A penchant for taking good risks and pushing past perceived limits is an attribute common to the HGA and MSR Design teams. MSR Design CEO Traci Lesneski, Assoc. AIA, says that closing the gap between the firm’s aspirations and the reality of achieving Petal certification “required a bit of a shift in mindset” on the part of MSR Design and its partners. “Experiencing the rigors of LBC as an owner helped us identify the challenges and opportunities within the program, which could then inform our other project work. We used our space as a testing lab. 

For MSR Design, the decision to pursue LBC Petal certification over full certification came down to the context of the project. “We had hoped to pursue Health + Happiness, but a requirement of that petal is to install operable windows,” says Fischer. Since 510 Marquette overlooks a light-rail station and bus stop, operable windows would have been a questionable choice. “We have a very advanced filtration and exchange system. We did the biophilia element, and we prioritized daylight,” says Fischer. “We had to ask ourselves whether it was worth pursuing the extra petal if the reward was lower air and acoustic quality.”

Wolf Ridge’s remote North Shore location prompted a different set of considerations around certification. “Wolf Ridge is unique because its site and operations allowed us to maximize some of [LBC’s] imperatives that wouldn’t have been possible on another site,” says Laxo. LBC’s Ecology of Place, Access to Nature, and Education + Inspiration imperatives are core tenets of Wolf Ridge’s mission, and the institution has been incrementally moving toward self-sustainment for decades. “Everyone knew that if we didn’t achieve full certification, it would be because we couldn’t meet the Energy petal,” says Smerud. “And [not meeting the Energy petal] would come down to the fact that no combustion is allowed.” At least that used to be the case.

Wolf Ridge has its own district energy system that, according to HGA’s analysis, is carbon net positive. The system runs on a biofuel composed of 100-percent post-consumer waste wood fiber, which, technically speaking, is a form of combustion. Acknowledging the project’s challenging climate and site constraints, ILFI granted Wolf Ridge a special exemption for some of its energy needs, but not without requiring due diligence in related areas. The fiber is locally sourced from pallets that would otherwise go into landfills, the byproduct is shipped in bulk, and Wolf Ridge’s computer-automated boilers meet or exceed EPA guidelines for emissions.

Another especially tall hurdle for the Wolf Ridge team was sourcing all manner of lumber products that were both certified by the Forest Stewardship Council (FSC) and logged within 500 miles of the job site. “We’re in a region of the country where distance is measured in hours, not miles,” says Ellian 

To meet these requirements, the student had to become the teacher—or at least a teacher’s assistant. When Smerud had difficulty locating FSC-certified trusses that were manufactured locally, he approached a supplier in Superior, Wisconsin, that had the ability to create a qualifying product.

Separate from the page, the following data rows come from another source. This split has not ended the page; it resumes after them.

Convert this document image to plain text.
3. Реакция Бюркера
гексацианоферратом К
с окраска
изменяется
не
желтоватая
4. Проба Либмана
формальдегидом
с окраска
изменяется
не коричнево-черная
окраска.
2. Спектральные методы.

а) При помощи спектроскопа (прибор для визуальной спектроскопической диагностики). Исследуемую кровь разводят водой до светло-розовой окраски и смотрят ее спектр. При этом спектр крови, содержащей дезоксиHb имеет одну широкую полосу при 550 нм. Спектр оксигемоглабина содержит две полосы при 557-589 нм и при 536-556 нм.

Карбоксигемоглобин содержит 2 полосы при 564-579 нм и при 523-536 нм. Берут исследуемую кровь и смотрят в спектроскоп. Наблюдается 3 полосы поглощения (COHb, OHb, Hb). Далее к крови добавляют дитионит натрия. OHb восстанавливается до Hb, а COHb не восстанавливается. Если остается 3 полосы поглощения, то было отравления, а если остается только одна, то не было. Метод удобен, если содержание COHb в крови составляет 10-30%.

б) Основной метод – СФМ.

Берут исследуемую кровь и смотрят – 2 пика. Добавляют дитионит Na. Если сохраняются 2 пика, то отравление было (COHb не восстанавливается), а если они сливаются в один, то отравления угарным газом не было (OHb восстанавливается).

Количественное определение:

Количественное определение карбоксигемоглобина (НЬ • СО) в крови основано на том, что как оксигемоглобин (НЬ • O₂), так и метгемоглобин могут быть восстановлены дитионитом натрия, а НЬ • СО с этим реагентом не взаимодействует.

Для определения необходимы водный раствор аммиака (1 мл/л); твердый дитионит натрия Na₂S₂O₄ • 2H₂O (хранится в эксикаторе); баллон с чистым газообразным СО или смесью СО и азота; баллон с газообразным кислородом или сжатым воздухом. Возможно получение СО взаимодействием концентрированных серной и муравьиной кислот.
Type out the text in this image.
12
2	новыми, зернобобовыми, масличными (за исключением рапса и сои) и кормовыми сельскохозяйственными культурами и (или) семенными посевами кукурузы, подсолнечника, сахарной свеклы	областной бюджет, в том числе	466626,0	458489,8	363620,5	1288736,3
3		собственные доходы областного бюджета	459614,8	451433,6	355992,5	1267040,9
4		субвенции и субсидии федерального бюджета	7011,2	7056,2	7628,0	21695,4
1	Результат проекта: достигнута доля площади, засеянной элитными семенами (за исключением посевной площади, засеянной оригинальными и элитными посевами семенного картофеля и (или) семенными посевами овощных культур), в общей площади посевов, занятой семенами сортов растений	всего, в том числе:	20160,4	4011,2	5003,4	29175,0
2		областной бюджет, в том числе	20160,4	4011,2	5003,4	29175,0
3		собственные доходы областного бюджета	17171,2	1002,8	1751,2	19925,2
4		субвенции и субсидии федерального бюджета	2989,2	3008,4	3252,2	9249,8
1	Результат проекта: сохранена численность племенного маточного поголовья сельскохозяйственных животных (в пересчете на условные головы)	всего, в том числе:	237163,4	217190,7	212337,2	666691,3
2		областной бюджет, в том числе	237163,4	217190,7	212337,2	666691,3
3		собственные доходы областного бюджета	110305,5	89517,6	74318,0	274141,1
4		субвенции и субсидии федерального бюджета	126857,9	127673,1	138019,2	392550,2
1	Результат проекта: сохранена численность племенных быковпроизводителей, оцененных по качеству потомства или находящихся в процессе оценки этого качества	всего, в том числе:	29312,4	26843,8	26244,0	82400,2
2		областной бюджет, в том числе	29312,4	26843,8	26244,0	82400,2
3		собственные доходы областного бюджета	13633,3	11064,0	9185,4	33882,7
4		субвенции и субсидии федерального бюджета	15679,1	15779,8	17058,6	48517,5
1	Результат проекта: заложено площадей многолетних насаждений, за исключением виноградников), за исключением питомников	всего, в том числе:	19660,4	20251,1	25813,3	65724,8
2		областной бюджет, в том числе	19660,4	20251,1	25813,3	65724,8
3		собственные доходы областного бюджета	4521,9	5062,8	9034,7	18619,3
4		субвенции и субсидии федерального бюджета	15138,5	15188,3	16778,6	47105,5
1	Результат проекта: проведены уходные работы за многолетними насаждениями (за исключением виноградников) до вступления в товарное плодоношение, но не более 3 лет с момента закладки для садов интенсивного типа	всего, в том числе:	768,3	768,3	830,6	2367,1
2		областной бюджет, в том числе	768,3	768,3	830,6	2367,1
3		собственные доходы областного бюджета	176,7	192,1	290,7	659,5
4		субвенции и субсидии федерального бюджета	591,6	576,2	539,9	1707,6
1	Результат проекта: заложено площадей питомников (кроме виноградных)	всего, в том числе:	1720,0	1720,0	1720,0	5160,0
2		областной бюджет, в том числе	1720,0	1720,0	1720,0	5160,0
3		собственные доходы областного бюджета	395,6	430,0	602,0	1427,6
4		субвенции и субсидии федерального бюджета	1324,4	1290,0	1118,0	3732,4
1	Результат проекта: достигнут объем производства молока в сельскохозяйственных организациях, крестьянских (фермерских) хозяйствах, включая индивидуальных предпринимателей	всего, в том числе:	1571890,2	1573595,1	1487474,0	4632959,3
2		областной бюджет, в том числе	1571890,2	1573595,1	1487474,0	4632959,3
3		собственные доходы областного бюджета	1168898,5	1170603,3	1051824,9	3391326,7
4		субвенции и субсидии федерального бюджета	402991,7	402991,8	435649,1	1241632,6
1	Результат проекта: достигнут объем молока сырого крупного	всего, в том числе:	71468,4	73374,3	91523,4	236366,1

Similarly, MSR Design had a preferred millwork manufacturer, but the manufacturer lacked the necessary certification. In each case, the clients essentially helped train their respective vendors to establish a chain of custody and in the process assisted these companies in securing accreditation.

These kinds of stories—seasoned building professionals having to learn new best practices while coming to terms with the quantitative impacts of their decisions—are common among LBC projects. “It’s about being responsible, which is different than being sustainable. These are value-based decisions, not economically driven decisions,” says Certified Wood Products president Dan Haugen, whose company supplied Wolf Ridge with framing lumber, plywood, and OSB (oriented strand board) for the MAC Lodge.

The hope is that the economics of meeting LBC standards will become more enticing, or at least less of a deterrent. “Manufacturers talk to their accountants first, and they work their numbers backward,” says Kellner, who, like many of his peers, is enthusiastic but not blindly optimistic about the future of the program.

Laxo considers herself a realist. “There are untapped opportunities, and there are so many project types that could align really well with LBC principles—if everyone involved thinks holistically about design,” she says. “You just need buy-in from the owner, because right now it still costs more to do this.”

Laxo recommends using the AIA Framework for Design Excellence as a kind of gateway to the Living Building Challenge. “The Framework isn’t perfectly aligned with the Living Building Challenge, but there’s a ton of overlap,” she notes. The Framework expands the scope of the conversation, she says, “so questions of sustainability aren’t just focused on energy, water, and biophilia. The AIA is trying to inspire architects to think about all 10 Framework categories while designing, even if they’re not taking it to the level of LBC.”